Bien que la loi ne soit plus appliquée dans les écoles publiques, elle laisse la porte ouverte à des écarts.

Ce sont des écarts qu'a subis quotidiennement Marc Levasseur, victime du pasteur Claude Guillot dans les années 1980. (nouvelle fenêtre)

M. Levasseur a été frappé à coups de palette de bois à l'école La Bonne Semence de Victoriaville.

C'est cette loi-là qui faisait en sorte que moi, dans les années 1980, à l'école, la très grande majorité des coups qui ont été donnés où on était 90 élèves, c'était légal, estime M. Levasseur.

Le 1er décembre dernier, le juge Christian Boulet a imposé à Guillot huit ans de prison pour avoir maltraité cinq enfants. (nouvelle fenêtre)

Claude Guillot a été accusé pour certains des gestes qui ont été jugés irraisonnables mais pas pour ce qui était de l'ordre du raisonnable. Pourtant, c'est le même bâton, dans le même sous-sol, dans les mêmes locaux, déplore M. Levasseur.

Josh Seanosky et Marc Levasseur.

Josh Seanosky et Marc Levasseur poursuivent leur combat pour faire abroger l'article 43 du Code criminel. (Photo d'archives)

Photo : Radio-Canada / Félix Duchesne

Nombreuses victimes

Par la suite, Guillot a fondé sa propre école au sous-sol de sa résidence de Québec, au tournant des années 2000. Josh Seanosky y a été soumis aux enseignements rigides du pasteur, basés sur son interprétation littérale de la Bible.
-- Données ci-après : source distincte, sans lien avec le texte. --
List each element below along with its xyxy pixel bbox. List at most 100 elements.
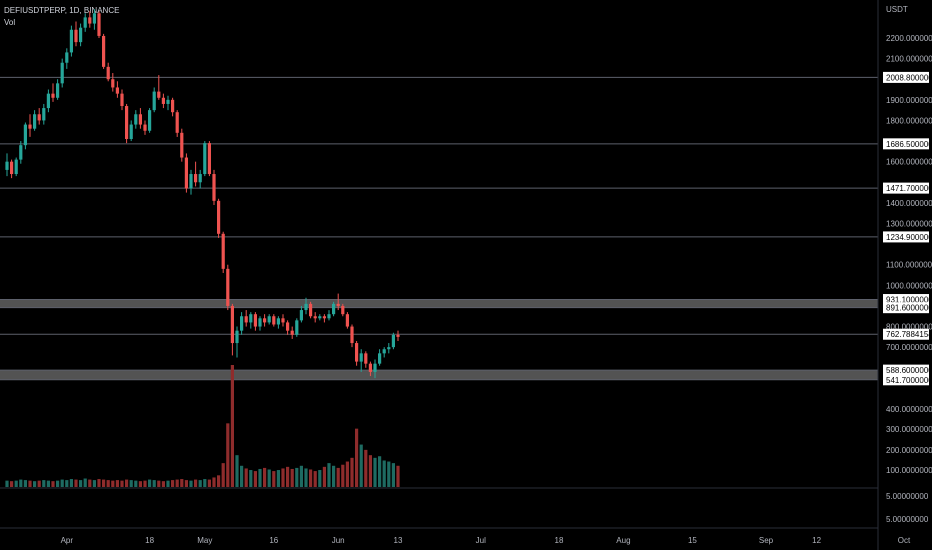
- volume-bar: [171, 480, 175, 487]
- volume-bar: [134, 480, 138, 487]
- price-tick-label: 1900.00000000: [886, 96, 932, 105]
- candle-body: [166, 99, 170, 104]
- volume-bar: [290, 468, 294, 487]
- candle-body: [299, 310, 303, 321]
- volume-bar: [391, 463, 395, 487]
- volume-bar: [33, 481, 37, 487]
- candle-body: [180, 132, 184, 158]
- volume-label: Vol: [4, 18, 16, 27]
- price-tick-label: 1300.00000000: [886, 220, 932, 229]
- candle-body: [313, 316, 317, 319]
- volume-bar: [115, 480, 119, 487]
- candle-body: [382, 349, 386, 354]
- volume-bar: [28, 480, 32, 487]
- chart-legend: DEFIUSDTPERP, 1D, BINANCE Vol: [4, 5, 119, 29]
- candle-body: [387, 347, 391, 350]
- level-label-box: [883, 374, 929, 386]
- level-label: 891.60000000: [886, 304, 932, 313]
- candle-body: [134, 114, 138, 125]
- price-tick-label: 100.00000000: [886, 466, 932, 475]
- candle-body: [217, 200, 221, 234]
- candle-body: [143, 124, 147, 131]
- level-label-box: [883, 231, 929, 243]
- volume-bar: [51, 481, 55, 487]
- candle-body: [51, 93, 55, 98]
- candle-body: [258, 318, 262, 327]
- level-label-box: [883, 71, 929, 83]
- candle-body: [42, 108, 46, 121]
- candle-body: [345, 314, 349, 327]
- volume-bar: [37, 480, 41, 487]
- candle-body: [341, 305, 345, 315]
- candle-body: [203, 143, 207, 175]
- candle-body: [194, 174, 198, 183]
- level-label-box: [883, 364, 929, 376]
- volume-bar: [387, 461, 391, 487]
- volume-bar: [138, 481, 142, 487]
- time-tick-label: May: [197, 536, 212, 545]
- candle-body: [207, 143, 211, 175]
- volume-bar: [249, 470, 253, 487]
- candle-body: [391, 334, 395, 348]
- volume-bar: [148, 479, 152, 487]
- volume-bar: [276, 470, 280, 487]
- candle-body: [378, 353, 382, 364]
- candle-body: [106, 66, 110, 80]
- candle-body: [152, 91, 156, 111]
- price-axis[interactable]: USDT 2200.00000000 2100.00000000 1900.00000…: [886, 5, 932, 524]
- volume-bar: [180, 479, 184, 487]
- volume-bar: [106, 480, 110, 487]
- candle-body: [309, 303, 313, 317]
- volume-bar: [221, 463, 225, 487]
- volume-bar: [19, 479, 23, 487]
- candle-body: [226, 268, 230, 306]
- volume-bar: [341, 464, 345, 487]
- price-tick-label: 300.00000000: [886, 425, 932, 434]
- time-tick-label: 13: [394, 536, 403, 545]
- candle-body: [327, 314, 331, 319]
- candle-body: [129, 124, 133, 139]
- volume-bar: [272, 471, 276, 487]
- level-labels-layer: 2008.80000000 1686.50000000 1471.70000000 1…: [883, 71, 932, 386]
- level-label: 2008.80000000: [886, 73, 932, 82]
- support-resistance-zone: [0, 299, 878, 308]
- volume-bar: [194, 479, 198, 487]
- candle-body: [56, 83, 60, 98]
- price-tick-label: 1100.00000000: [886, 261, 932, 270]
- volume-bar: [157, 480, 161, 487]
- price-tick-label: 2100.00000000: [886, 55, 932, 64]
- time-tick-label: Apr: [61, 536, 74, 545]
- candle-body: [235, 330, 239, 344]
- price-tick-label: 2200.00000000: [886, 34, 932, 43]
- volume-bar: [14, 480, 18, 487]
- candle-body: [65, 52, 69, 63]
- level-lines-layer: [0, 76, 878, 381]
- volume-bar: [295, 467, 299, 487]
- candle-body: [60, 62, 64, 84]
- volume-bar: [364, 449, 368, 487]
- volume-bar: [217, 475, 221, 487]
- volume-bar: [263, 467, 267, 487]
- candle-body: [19, 145, 23, 160]
- price-tick-label: 1600.00000000: [886, 158, 932, 167]
- candle-body: [92, 13, 96, 24]
- volume-bar: [23, 480, 27, 487]
- candle-body: [198, 174, 202, 183]
- price-tick-label: 800.00000000: [886, 323, 932, 332]
- candle-body: [111, 79, 115, 88]
- candle-body: [318, 316, 322, 319]
- level-label: 1686.50000000: [886, 140, 932, 149]
- candle-body: [364, 353, 368, 364]
- candle-body: [359, 353, 363, 362]
- candle-body: [244, 316, 248, 323]
- candle-body: [69, 29, 73, 53]
- volume-bar: [299, 465, 303, 487]
- volume-bar: [327, 463, 331, 487]
- candle-body: [23, 124, 27, 146]
- time-axis[interactable]: 14Apr18May16Jun13Jul18Aug15Sep12Oct17No: [0, 536, 932, 545]
- candle-body: [221, 233, 225, 269]
- time-tick-label: 12: [812, 536, 821, 545]
- candle-body: [171, 99, 175, 113]
- candle-body: [148, 110, 152, 131]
Lui aussi a été battu à coups de bâton à plusieurs reprises. Aussi loin que je me rappelle, l'éducation [pour moi], c'était frapper, témoigne Josh Seanosky. Je souffrais tous les jours. Je vivais de l'anxiété.

Les deux victimes étaient accompagnées du député fédéral de Richmond-Arthabaska, le conservateur Alain Rayes, mardi à Victoriaville, pour réclamer des changements à la loi.

Alain Rayes près du foyer de la Chambre des communes.

Alain Rayes, député de Richmond-Arthabaska (Photo d'archives)

Photo : Radio-Canada / Benoit Roussel

Ils veulent travailler pour le futur, travailler pour tous les enfants au pays [...]. Le conservateur rappelle que cette forme de loi a été abrogée dans plus de 70 pays du monde entier. Une trentaine d'autres pays sont en train de le faire, selon le député.

L'article 43 permet à des adultes d'utiliser une force raisonnable sur un enfant pour l'éduquer. C'est un vieil article [...]. C'est malheureux en 2023.
Une citation de Alain Rayes, député fédéral de Richmond-Arthabaska

Cet article de loi a d'ailleurs été régulièrement cité pour justifier les sévices dans certains pensionnats pour Autochtones, selon Alain Rayes.